Saucy Vegetable Tofu
This is my daughter Tonya's favorite meal. Sometimes we make it with rigatoni and call it "Riga-Tonya." It's a great dinner and a nice way to prepare yummy vegetables for the kids. —Sandra Eckert, Pottstown, Pennsylvania
Total TimePrep/Total Time: 20 min.
- 8 ounces uncooked whole wheat spiral pasta
- 1 large onion, coarsely chopped
- 1 large green or sweet red pepper, coarsely chopped
- 1 medium zucchini, halved lengthwise and sliced
- 1 tablespoon olive oil
- 1 package (16 ounces) firm tofu, drained and cut into 1/2-inch cubes
- 2 cups meatless spaghetti sauce
- Cook pasta according to package directions. Meanwhile, in a large skillet, saute the onion, pepper and zucchini in oil until crisp-tender.

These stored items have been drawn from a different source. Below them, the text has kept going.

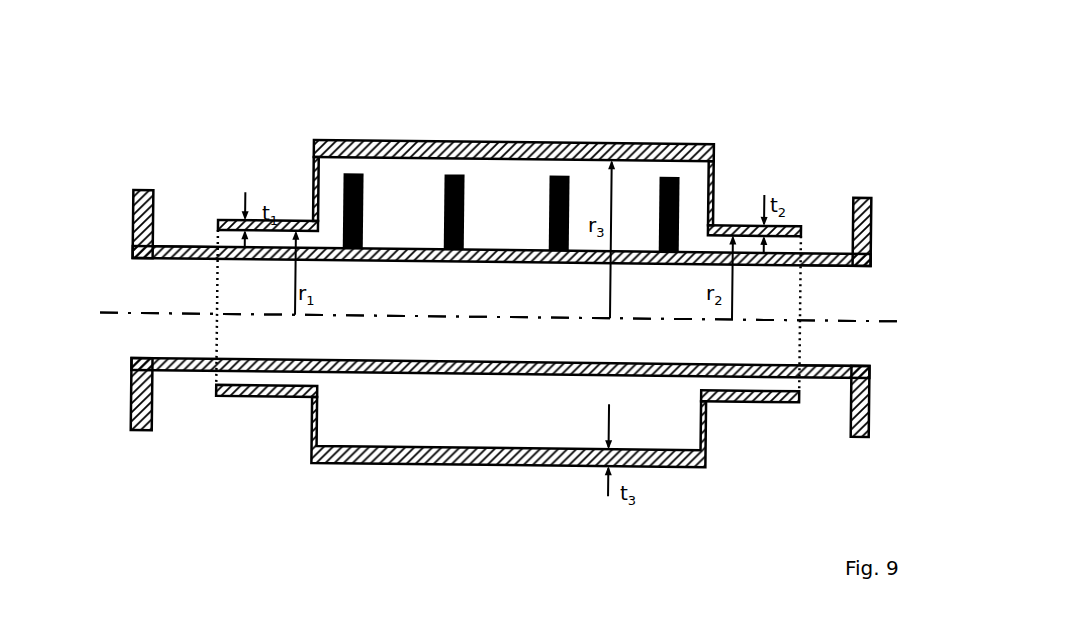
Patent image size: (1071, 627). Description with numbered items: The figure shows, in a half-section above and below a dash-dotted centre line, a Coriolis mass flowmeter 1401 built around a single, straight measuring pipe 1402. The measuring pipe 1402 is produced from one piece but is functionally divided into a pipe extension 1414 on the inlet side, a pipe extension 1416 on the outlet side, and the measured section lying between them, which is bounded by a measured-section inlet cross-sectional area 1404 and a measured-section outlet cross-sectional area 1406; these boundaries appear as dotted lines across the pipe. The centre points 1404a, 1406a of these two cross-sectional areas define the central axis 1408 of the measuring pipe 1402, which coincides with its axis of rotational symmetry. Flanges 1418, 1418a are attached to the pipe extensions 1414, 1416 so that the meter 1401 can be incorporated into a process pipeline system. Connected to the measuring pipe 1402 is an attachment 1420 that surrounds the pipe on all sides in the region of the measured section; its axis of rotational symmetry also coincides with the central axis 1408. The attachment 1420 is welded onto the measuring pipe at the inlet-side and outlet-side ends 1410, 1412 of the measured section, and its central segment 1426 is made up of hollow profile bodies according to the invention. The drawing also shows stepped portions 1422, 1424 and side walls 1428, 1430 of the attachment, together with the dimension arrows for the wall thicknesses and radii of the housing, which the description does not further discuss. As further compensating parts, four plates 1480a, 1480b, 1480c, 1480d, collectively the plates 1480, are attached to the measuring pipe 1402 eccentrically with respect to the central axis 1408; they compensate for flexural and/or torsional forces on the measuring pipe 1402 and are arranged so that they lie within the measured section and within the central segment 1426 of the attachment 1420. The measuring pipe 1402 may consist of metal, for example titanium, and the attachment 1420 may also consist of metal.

The Coriolis mass flowmeter 1401 is at (407, 542).
The measuring pipe 1402 is at (505, 376).
The measured-section inlet cross-sectional area 1404 is at (216, 343).
The centre point of measured-section inlet cross-sectional area 1404a is at (217, 313).
The measured-section outlet cross-sectional area 1406 is at (808, 343).
The centre point of measured-section outlet cross-sectional area 1406a is at (808, 321).
The central axis 1408 is at (897, 325).
The inlet-side end of measured section 1410 is at (216, 231).
The outlet-side end of measured section 1412 is at (803, 253).
The pipe extension on the inlet side 1414 is at (170, 371).
The pipe extension on the outlet side 1416 is at (828, 378).
The flange 1418 is at (131, 193).
The flange 1418a is at (866, 196).
The attachment 1420 is at (392, 139).
The first step 1422 is at (248, 396).
The second step 1424 is at (743, 402).
The central segment 1426 is at (455, 466).
The housing first side wall 1428 is at (311, 172).
The housing second side wall 1430 is at (713, 176).
The magnets 1480 is at (511, 169).
The plate 1480a is at (363, 222).
The plate 1480b is at (464, 224).
The plate 1480c is at (547, 183).
The plate 1480d is at (657, 189).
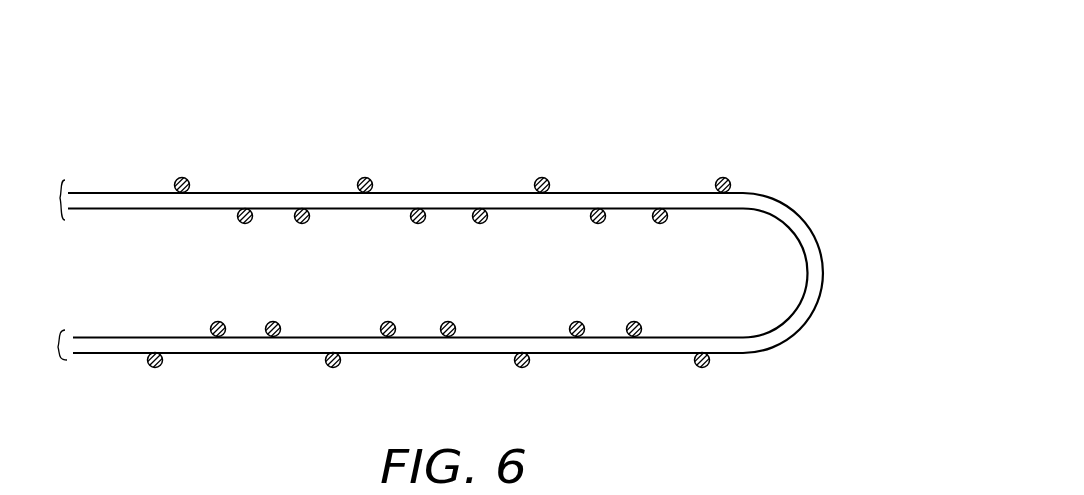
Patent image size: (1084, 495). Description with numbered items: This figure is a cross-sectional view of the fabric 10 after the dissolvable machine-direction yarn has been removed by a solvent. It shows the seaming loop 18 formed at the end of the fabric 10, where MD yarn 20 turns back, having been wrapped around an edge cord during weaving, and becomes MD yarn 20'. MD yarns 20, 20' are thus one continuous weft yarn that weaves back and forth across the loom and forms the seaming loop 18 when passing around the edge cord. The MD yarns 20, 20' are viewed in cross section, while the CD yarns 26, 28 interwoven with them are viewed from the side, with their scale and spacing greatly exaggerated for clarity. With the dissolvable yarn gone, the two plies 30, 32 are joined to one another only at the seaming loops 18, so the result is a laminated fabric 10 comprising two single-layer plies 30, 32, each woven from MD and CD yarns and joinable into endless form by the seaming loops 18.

The fabric 10 is at (793, 152).
The seaming loop 18 is at (815, 272).
The MD yarn 20 is at (405, 183).
The MD yarn 20' is at (408, 377).
The CD yarn 26 is at (189, 180).
The CD yarn 28 is at (392, 323).
The ply 30 is at (60, 198).
The ply 32 is at (58, 347).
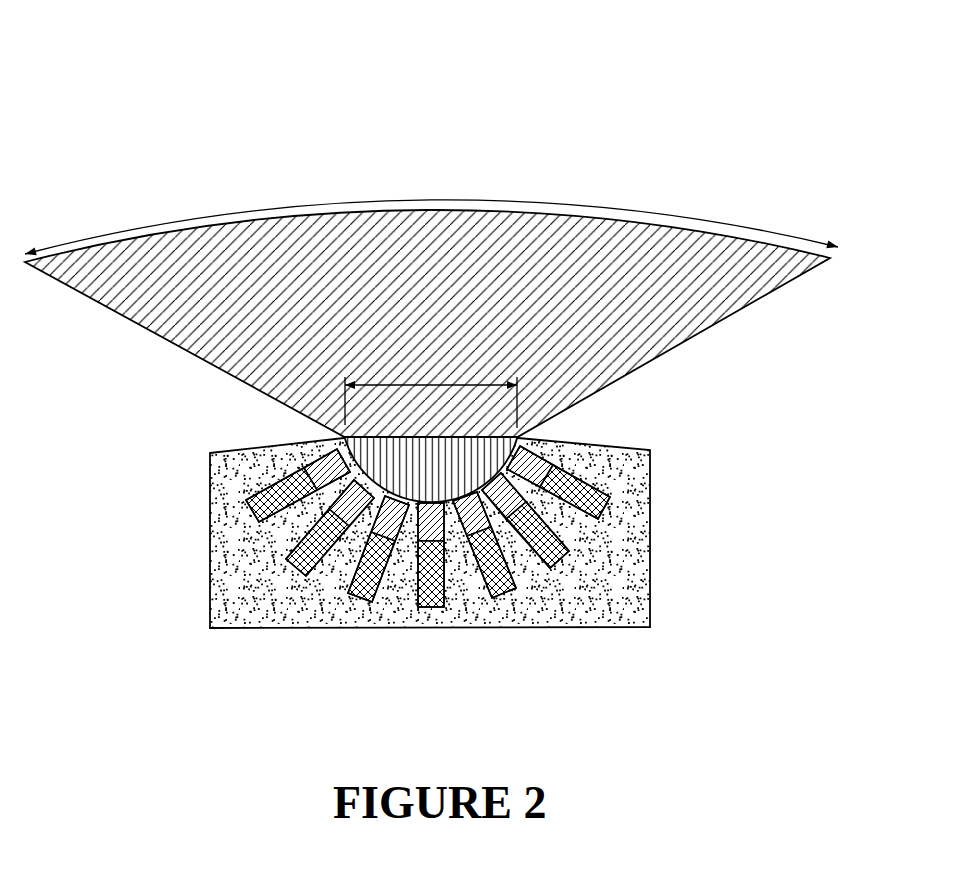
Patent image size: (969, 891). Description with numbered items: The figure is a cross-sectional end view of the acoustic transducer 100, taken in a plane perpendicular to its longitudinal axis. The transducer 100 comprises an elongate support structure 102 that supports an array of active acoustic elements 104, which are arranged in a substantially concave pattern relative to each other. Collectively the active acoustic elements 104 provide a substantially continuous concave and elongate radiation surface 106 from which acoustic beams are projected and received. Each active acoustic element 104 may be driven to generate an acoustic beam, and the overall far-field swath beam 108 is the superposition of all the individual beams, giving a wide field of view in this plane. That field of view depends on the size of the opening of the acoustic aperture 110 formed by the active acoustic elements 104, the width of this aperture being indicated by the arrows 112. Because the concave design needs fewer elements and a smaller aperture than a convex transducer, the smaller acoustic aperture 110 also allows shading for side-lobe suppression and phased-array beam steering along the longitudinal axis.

The acoustic transducer 100 is at (745, 100).
The elongate support structure 102 is at (591, 610).
The active acoustic elements 104 is at (413, 608).
The concave elongate radiation surface 106 is at (430, 488).
The far-field swath beam 108 is at (129, 335).
The acoustic aperture 110 is at (380, 453).
The arrows indicating aperture width 112 is at (257, 393).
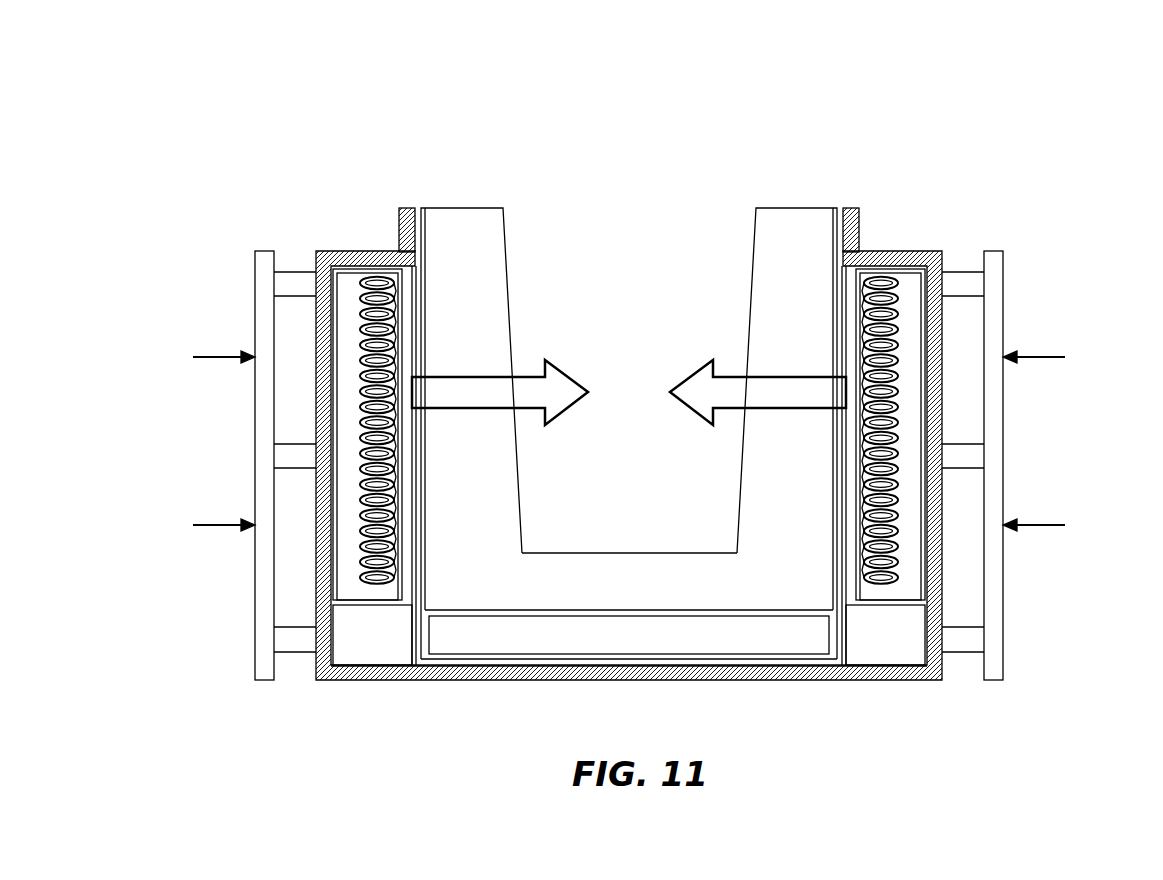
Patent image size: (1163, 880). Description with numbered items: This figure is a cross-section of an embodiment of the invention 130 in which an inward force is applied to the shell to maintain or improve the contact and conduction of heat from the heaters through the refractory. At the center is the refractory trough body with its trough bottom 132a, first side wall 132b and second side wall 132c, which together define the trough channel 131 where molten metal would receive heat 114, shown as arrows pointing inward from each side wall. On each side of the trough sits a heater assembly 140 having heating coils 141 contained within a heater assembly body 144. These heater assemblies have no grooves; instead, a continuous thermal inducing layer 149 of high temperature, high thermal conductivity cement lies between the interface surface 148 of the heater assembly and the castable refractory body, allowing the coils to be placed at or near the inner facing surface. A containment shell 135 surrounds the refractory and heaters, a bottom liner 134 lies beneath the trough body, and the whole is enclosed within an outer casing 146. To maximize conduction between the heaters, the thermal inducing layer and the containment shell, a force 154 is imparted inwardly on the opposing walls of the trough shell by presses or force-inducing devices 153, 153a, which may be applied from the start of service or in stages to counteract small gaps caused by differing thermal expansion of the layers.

The embodiment of the invention 130 is at (680, 138).
The cavity 131 is at (629, 405).
The trough bottom 132a is at (629, 573).
The first side wall 132b is at (507, 249).
The second side wall 132c is at (770, 246).
The bottom liner 134 is at (752, 640).
The containment shell 135 is at (405, 232).
The heater assembly 140 is at (631, 373).
The heating coils 141 is at (384, 307).
The heater assembly body 144 is at (350, 408).
The outer casing 146 is at (330, 252).
The interface surface 148 is at (418, 486).
The thermal inducing layer 149 is at (408, 341).
The force-inducing device 153 is at (263, 606).
The force-inducing device 153a is at (297, 281).
The force 154 is at (218, 357).
The heat 114 is at (700, 365).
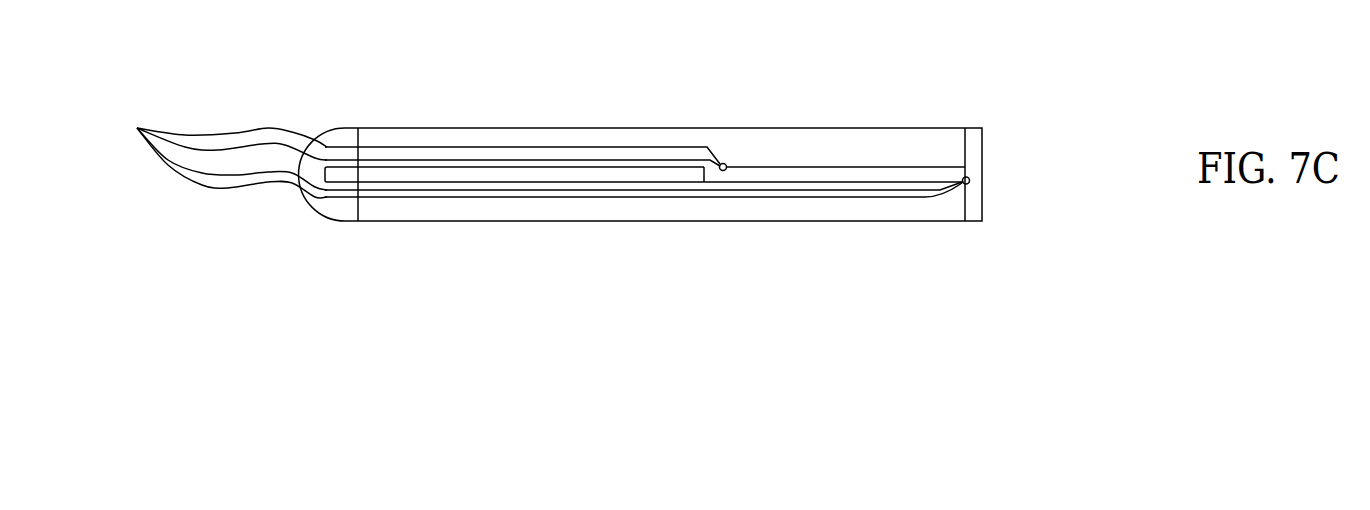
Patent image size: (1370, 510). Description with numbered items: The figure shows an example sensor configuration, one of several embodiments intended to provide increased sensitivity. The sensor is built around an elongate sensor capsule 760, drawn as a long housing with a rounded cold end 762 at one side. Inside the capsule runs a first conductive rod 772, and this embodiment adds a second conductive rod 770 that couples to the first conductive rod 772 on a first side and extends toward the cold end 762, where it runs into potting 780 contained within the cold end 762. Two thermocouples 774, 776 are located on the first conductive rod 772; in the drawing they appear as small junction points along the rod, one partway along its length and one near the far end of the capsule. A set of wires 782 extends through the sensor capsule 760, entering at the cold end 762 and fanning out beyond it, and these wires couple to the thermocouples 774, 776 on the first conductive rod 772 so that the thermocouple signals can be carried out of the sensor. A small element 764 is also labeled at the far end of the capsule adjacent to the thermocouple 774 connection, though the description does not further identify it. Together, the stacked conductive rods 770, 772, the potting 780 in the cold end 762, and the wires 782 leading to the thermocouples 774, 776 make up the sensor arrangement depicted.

The sensor capsule 760 is at (558, 226).
The cold end 762 is at (310, 217).
The pivot pin 764 is at (982, 180).
The second conductive rod 770 is at (673, 183).
The first conductive rod 772 is at (873, 183).
The thermocouple 774 is at (962, 179).
The thermocouple 776 is at (725, 163).
The potting 780 is at (353, 128).
The wires 782 is at (220, 152).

- Stir in tofu and spaghetti sauce; heat through. Drain pasta; serve with tofu mixture.
Nutrition Facts1-1/4 cups tofu mixture with 2/3 cup pasta: 274 calories, 7g fat (1g saturated fat), 0 cholesterol, 380mg sodium, 41g carbohydrate (9g sugars, 7g fiber), 14g protein. Diabetic Exchanges: 2 starch, 2 lean meat, 1 vegetable, 1/2 fat.